As many mothers of young children are celebrated with homemade cards and sticky kisses for Mother's Day, moms of teens may be wondering why their kids just seem irritated by their presence.

"My daughter is the best eye roller in the world. I think most things I do annoy her," says Katherine Henderson, clinical psychologist in Ottawa.

She and other experts say that if this is happening in your home, it is normal and maybe even a sign of a healthy mother-child relationship. The science of teen brain development explains it too.

While it's long been known that a teen's brain is wired differently than a child's or adult's, a landmark study published last month maps out brain development across the lifespan and shows neurodevelopmental milestones for the teen years.

"It's been pretty unknown, in a quantitative way, just how big the human brain is and how it generally varies across the population," says Jakob Seidlitz, post-doctoral fellow at the Children's Hospital of Philadelphia and the University of Pennsylvania, who co-authored the study in the journal Nature.
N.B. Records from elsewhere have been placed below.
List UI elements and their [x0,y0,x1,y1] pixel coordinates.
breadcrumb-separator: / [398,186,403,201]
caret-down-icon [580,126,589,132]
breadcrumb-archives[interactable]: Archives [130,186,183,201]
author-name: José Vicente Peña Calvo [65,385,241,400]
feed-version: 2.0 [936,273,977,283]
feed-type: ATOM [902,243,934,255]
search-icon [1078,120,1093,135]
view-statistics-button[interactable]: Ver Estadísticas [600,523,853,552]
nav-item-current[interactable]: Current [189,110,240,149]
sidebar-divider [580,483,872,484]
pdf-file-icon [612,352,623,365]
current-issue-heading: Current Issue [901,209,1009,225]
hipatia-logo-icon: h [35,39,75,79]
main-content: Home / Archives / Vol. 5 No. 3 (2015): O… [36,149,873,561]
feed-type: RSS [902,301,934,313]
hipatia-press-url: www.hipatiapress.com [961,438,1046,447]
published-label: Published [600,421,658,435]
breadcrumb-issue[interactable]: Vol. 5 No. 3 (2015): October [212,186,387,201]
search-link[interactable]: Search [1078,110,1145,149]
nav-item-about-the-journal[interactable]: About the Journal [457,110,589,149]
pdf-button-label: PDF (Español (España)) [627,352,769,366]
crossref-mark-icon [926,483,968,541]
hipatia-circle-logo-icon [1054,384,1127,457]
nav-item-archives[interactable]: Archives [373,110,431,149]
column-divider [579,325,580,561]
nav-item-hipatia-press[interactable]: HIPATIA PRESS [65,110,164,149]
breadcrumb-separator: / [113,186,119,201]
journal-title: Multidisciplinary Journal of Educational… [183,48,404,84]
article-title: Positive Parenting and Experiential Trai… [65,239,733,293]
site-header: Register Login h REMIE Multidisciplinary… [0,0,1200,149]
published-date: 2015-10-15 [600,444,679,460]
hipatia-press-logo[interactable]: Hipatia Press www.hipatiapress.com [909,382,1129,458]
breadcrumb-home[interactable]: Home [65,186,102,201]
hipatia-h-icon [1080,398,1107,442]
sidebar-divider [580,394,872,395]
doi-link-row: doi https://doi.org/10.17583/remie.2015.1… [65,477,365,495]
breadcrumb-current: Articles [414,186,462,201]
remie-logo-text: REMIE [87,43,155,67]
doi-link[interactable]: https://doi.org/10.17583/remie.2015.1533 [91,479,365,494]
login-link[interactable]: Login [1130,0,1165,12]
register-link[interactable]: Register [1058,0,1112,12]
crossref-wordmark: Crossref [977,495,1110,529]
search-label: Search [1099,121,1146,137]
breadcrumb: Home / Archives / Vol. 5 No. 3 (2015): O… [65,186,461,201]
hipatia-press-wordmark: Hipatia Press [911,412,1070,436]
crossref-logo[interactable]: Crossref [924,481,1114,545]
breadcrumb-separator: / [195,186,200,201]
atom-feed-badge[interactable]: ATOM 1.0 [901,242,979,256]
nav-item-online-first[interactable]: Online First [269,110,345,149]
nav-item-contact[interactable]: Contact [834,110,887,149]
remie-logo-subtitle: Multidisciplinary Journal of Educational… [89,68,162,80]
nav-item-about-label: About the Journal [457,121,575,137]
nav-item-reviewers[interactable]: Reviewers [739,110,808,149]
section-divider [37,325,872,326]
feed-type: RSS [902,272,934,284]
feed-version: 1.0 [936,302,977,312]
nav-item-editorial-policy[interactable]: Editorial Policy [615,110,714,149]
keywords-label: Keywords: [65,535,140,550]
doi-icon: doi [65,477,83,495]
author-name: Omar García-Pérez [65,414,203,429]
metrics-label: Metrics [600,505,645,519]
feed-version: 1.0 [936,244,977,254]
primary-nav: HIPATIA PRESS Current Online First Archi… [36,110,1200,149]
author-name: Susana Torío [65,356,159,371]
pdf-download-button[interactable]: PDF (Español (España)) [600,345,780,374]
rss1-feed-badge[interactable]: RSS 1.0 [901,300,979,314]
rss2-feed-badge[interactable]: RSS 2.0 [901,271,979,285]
Based on more than 120,000 MRI scans and drawn from more than 100 studies and representing more than 100,000 people from before birth to 100 years of age, researchers mapped out human brain development across a lifespan.

The study showed that the teen years are a unique point in brain development, just as they are a unique time in physical, social and emotional development. In the same way a child's weight, height and head circumference can be mapped across ages, now brain architecture can be too.

The brain begins to grow in utero, is approximately half its full size at birth and reaches its maximum size in mid-puberty. After this it gradually decreases in size over the rest of the lifespan.

As the brain grows, different structures and areas mature at different rates. The study showed that the subcortical or deep grey matter, a region with many roles including emotional control, peaks in size in mid-adolescence. Meanwhile, the amount of grey matter in the brain peaks before that, in the early school age years, and is declining by adolescence while the amount of white matter, or connections between brain cells, is continuing to increase until it peaks after 28 years.

These patterns of brain development also help to explain how teens respond to the main tasks of adolescence. Teens move from more concrete to abstract thinking and learn to problem-solve in more complex ways. They are separating form their parents and forming their own identities.

"Teens have a hard time modulating emotions," says Dr. Alene Toulany, adolescent medicine pediatrician at the Hospital for Sick Children in Toronto.

An emotional cue that "sounds like a chime to an adult, sounds like a gong to a teen...it's loud and intense. That's partly why they have a large and loud reaction," says Toulany. "They're not trying to be annoyed. They just are," she says.

"What seems often very unpredictable and intense to a parent is actually quite predictable," says Toulany. "I expect conflict among teenagers and their parents."

"That parents get less annoying to their kids over time is a beautiful description of brain development," she notes.

The challenge for parents, says Henderson, is recognizing that the behaviours mean the child needs more space to take risks, try new things, and develop their individuality.

"It's not them wanting to disconnect," says Henderson, although it may look that way on the surface. "It can be harder for parents to stay in that deep unconditional love and attuned place, but that's what teens need," she says.

"If kids show annoyance with their parents, that's usually because they feel safe to express themselves," says Henderson.

If parents can hang in through the teenage years as the brain is maturing, Henderson adds, by their 20s and 30s their values and behaviours "usually look very similar to their parents' though they might not have looked like that in adolescence."

One takeaway from the brain mapping study is that for most teens, their brains will continue to mature in a predictable way as they move into adulthood.

Henderson's advice for parents? "Hang in there...and put noise cancelling headphones on. A rolled eye is not a sign of disrespect. I actually think it shows a safety in the relationship, to be able to disagree," says Henderson.